Заимствованиями (опять же греко-византийскими и латинскими) являются обозначения с ГЕ, КЕ и ХЕ, а также термины, при произнесении которых слышится зияние – звуки ИЕ, УЭ, ИО, АУ, ОА и т.д. Причем, именно латинским признаком заимствования являются звуки АУ, УЭ, УА и окончание УС.
Поздними «подарками» для родной речи (слова из романских и германских языков) стали понятия, фонетическое выражение которых содержит ГЗ, КГ, КД, КЗ, ВЮ, КЮ, МЮ, БЮ, ПЮ, ШЮ.
А еще истинно русским словам не был свойственен сингармонизм – явление, при котором одни и те же гласные дублировались в начале и середине (а когда в начале, середине и конце) слова. Примеры: бархан, саман, папаха, чебурек, балаган, базар, тахта, саранча, барабан, сарафан. Это слова персидского или тюркского извода (часть из них – персидские, перешедшие нам от тюрок).
Помимо «свёклы» к греческим заимствованиям относятся сотни слов. Им посвящены словари!
К скандинавским лексемам русского языка относят такой материал как «акула», «фиорд», «нарвал», «лемминг», «варяг», «кнут», «ворвань», «ларь», «сайда», «слалом», «ябедник», «крюк». С той же поры имя Рюрик. Хотя на псковско-новгородском «рюрик» – «сокол». Есть Игорь. Хотя у славян уже мог быть Игр (ИГРун – участник ИГРы, то есть одной из форм инициации). Известны Олег и Ольга. Но на псковско-новгородском «оля» – «цвет соломы». Глеб. Инна… Впрочем, именем Инна русские стали называть дочерей вообще не ранее XIX века. Как видите, влияние норманнских языков средневековья явно переоценено норманистами. «Сова на глобусе».
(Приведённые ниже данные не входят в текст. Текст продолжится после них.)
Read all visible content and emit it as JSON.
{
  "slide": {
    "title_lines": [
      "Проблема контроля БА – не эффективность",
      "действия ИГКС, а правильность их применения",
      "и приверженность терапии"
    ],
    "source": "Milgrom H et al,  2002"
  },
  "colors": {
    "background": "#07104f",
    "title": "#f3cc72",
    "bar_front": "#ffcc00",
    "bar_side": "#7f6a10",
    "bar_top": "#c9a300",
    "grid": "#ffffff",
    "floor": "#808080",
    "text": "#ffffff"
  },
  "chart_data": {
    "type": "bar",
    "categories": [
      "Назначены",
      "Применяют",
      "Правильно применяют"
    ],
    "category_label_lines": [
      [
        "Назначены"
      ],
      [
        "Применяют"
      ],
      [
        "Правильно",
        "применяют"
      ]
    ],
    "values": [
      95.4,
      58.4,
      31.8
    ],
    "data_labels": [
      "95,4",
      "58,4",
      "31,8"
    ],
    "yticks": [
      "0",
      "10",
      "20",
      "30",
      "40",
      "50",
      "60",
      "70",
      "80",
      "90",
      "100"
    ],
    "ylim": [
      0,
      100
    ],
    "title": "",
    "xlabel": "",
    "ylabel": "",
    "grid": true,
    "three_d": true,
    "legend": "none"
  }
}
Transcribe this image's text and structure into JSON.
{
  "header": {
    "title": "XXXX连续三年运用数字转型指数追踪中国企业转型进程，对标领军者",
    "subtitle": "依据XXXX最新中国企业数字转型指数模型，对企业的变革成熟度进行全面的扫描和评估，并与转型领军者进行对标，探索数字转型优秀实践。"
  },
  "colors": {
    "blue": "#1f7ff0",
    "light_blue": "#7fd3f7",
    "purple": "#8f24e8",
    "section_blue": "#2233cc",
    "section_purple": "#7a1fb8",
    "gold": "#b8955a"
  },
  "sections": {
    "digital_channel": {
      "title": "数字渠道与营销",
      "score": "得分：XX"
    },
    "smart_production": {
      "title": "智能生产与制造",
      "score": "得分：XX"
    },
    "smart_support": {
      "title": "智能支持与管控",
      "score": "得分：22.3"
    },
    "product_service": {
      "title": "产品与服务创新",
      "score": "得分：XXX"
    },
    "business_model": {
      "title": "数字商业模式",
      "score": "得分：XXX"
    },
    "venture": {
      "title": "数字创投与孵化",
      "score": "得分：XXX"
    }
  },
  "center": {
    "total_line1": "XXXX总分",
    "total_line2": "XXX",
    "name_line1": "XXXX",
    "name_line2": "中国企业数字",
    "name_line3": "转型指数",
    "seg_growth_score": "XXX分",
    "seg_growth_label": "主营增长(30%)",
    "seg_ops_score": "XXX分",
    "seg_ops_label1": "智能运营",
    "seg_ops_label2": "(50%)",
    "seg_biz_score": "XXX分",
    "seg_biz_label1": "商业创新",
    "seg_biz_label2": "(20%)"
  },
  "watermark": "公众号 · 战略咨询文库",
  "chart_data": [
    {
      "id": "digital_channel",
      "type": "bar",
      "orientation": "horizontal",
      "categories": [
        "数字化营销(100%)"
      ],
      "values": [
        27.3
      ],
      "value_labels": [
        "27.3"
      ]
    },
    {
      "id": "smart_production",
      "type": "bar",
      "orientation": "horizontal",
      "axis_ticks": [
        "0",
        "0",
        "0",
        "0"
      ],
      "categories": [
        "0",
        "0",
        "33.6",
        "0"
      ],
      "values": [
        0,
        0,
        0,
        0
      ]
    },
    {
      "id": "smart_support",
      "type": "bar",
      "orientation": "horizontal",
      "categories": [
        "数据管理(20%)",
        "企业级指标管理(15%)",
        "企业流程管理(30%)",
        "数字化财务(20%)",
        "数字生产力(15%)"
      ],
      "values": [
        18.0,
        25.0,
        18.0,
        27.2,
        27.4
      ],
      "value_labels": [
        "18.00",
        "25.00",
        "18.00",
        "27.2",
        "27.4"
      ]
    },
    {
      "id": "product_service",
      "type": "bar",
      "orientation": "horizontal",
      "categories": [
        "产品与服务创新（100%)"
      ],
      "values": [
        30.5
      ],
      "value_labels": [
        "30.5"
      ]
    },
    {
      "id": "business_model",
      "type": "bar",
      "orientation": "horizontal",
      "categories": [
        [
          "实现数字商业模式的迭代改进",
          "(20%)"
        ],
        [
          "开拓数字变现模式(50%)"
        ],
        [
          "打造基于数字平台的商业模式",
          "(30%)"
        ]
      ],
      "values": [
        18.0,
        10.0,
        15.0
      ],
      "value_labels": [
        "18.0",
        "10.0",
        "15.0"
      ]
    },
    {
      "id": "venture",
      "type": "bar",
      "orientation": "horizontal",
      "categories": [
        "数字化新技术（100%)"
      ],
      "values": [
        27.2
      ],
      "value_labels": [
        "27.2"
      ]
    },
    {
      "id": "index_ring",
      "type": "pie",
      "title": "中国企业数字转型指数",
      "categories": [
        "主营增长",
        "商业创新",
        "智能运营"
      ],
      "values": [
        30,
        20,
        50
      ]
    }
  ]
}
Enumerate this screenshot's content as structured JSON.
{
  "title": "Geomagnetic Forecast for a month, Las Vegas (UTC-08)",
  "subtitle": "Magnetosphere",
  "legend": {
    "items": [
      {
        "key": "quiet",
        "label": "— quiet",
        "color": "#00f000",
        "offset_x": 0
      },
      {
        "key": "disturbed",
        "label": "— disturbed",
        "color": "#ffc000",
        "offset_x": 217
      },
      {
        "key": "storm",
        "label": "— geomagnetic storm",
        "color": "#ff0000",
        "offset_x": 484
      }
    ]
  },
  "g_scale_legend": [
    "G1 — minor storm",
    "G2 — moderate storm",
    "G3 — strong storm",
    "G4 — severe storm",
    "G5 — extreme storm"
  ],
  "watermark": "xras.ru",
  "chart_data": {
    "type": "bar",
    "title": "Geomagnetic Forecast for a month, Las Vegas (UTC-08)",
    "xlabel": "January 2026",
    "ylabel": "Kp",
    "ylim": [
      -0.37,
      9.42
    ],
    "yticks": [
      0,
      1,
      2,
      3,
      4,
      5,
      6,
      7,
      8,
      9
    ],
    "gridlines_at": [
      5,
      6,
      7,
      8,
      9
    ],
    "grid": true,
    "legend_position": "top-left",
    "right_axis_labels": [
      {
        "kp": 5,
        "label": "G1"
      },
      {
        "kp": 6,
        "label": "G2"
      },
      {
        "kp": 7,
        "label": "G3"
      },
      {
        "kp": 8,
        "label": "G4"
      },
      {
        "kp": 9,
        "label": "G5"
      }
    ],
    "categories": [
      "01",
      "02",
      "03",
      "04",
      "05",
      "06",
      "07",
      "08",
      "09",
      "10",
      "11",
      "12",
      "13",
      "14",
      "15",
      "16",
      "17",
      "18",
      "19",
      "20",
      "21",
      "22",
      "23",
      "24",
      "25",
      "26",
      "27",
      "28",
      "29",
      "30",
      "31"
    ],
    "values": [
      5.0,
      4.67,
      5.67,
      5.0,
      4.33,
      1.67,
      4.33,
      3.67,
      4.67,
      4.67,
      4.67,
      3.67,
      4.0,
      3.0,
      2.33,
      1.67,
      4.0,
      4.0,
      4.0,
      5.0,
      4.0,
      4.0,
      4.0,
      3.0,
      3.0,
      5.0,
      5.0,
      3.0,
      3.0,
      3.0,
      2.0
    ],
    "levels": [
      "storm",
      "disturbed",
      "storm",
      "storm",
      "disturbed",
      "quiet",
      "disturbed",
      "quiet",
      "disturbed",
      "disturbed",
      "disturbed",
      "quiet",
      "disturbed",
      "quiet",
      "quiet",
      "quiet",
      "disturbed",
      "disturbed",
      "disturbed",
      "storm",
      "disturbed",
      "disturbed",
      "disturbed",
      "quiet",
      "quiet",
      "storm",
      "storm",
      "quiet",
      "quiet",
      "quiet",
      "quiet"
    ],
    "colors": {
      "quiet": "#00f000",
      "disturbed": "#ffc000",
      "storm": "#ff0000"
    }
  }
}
Таким же богатым (как греко-латинский и тюрко-персидский) пластом заимствований является слой финно-угорский. У нас для северных слов характерна такая флексия (крайние морфемы): ОГА, ЕГО, ЮГА, ВА, а также ХТА, ГДА и МА. Но это, что касается топонимов и гидронимов (Онего, Пинега, Ладога, Ухта, Вычегда, Вологда, Москва, Кострома, Кинешма, Клязьма и Няндома). Нарицательные в такой же мере часто заканчиваются на ШКА или на КША (слов очень много, в том числе опять же топонимов – Кандалакша и т.д.). И опять же имеются нарицательные, оканчивающиеся на ХТА («пихта»). Или на ЮГА («вьюга»), то есть на «финский» суффикс стилистического снижения ЮГ/ЮК («ворюга», «хитрюга», «змеюка», «зверюга», «подлюка»). Хотя тот суффикс многие готовы записать еще в «ведический». Тут я уж спорить не буду. Почему бы и нет? Устюг и Ильмень (ранее Ильмер) также относят к названиям, сохранившимся еще от аборигенов севера. Характерно, что поселенцы родом из центральной России уже в новое время «ильменями» станут звать все озера в степи. Из восточной части мира уральских языков к нам пришли «пурга», «ирга», «пельмень», «норка». Названия северных рыб и с запада, и с востока Русского Севера – салака, корюшка, килька, навага, пикша, кумжа, нерпа. Этимологи даже слово «морж» считают русской калькой («переделкой») с одного из языков уральской семьи. Наименование парусного судна «лайба» – извод от старого финского (общего для финнов и карел). «Лайва». Еще больше онимов финно-угорского происхождения живут в диалектной среде. «КИДАть» («бросать») от мерянского словечка «КИДА» – «рука». От этого же исчезнувшего этноса перешли к нам КУЛЁМА (сегодня у россиян «нерасторопный», а в просторечии мерян значило «дохлый»). КАРГа (КОРГ – «проклятье»). ЧУЧУНДРА («жена младшего брата»). Блатное МАЗА от общего слова поволжских финно-угров МАС («классно!» или «красиво»). Надо помнить о жаргонном слове ЛОХ (в оригинале это не аутсайдер, а всего лишь «неповоротливый мужик»). Есть УШАН (вовсе не ушастый, а умный). А еще ШЕПтаться (ШЕП изначально не тихо, а медленно). ЛАНДЫШ. ЧУЧЕЛО… Получается, меряне не умерли: говорят с помощью русских диалектизмов.